A nonconformist satire of both bureaucracy and nonconformism from the
French polymath and author of Foam of the Days
Written at the age of 23 for his friends in the winter of 1943-44,
Vercoquin and the Plankton was the first of Vian's novels to be
published under his own name. Published in 1947, the book came out two
months after his succès de scandale I Spit on Your Graves and two
months before the publication of his beloved classic The Foam of the
Days. At once social documentary, scathing satire and jazz manifesto,
Vercoquin and the Plankton describes the collision of two worlds under
the Vichy regime: that of the youthful dandyism of the ever-partying
Zazous and the murderously maniacal bureaucracy of a governmental
office for standardization.
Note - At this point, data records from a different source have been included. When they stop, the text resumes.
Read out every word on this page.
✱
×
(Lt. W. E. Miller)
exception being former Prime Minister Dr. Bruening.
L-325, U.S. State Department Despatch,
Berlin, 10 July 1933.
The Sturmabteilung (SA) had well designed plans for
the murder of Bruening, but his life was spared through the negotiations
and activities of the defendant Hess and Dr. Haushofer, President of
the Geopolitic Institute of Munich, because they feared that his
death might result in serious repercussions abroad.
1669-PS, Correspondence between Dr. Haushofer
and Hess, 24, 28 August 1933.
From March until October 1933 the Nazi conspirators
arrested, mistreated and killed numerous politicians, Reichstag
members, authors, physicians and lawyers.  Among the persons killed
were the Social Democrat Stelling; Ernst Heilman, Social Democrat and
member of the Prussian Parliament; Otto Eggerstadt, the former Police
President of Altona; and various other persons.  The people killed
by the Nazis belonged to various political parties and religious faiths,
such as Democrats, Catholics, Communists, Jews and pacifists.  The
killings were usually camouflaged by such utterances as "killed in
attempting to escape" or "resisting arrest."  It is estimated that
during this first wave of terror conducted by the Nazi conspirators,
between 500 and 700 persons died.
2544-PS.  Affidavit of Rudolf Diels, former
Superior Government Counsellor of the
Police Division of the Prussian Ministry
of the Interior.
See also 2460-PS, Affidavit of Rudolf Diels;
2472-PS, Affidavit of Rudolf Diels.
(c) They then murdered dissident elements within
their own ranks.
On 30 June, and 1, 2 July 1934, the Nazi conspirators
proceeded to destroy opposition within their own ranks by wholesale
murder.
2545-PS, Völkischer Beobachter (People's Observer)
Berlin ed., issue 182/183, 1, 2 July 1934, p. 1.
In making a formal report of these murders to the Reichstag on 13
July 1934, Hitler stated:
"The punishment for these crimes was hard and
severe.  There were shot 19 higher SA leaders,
In this roman à clef drawn from Vian's own
contradictory lives as a jazz musician on the Left Bank and an engineer
at the French National Organization for Standardization, the reader is
introduced to a handful of characters inhabiting a world lying somewhere
between Occupied Paris and Looney Tunes.
Boris Vian (1920-59) was a French polymath who in his short life
managed to inhabit the roles of writer, poet, playwright, musician,
singer/songwriter, translator, music critic, actor, inventor and
engineer, before dying of a heart attack at the age of 39, after
authoring ten novels, several volumes of short stories, plays, operas,
articles and nearly 500 songs. Vian is remembered as one of the reigning
spirits of the postwar Parisian Latin Quarter, a friend to everyone from
Jean-Paul Sartre to Raymond Queneau and Miles Davis, playing trumpet
with Claude Abadie and Claude Luter, and an influence on such future
kindred spirits as Serge Gainsbourg.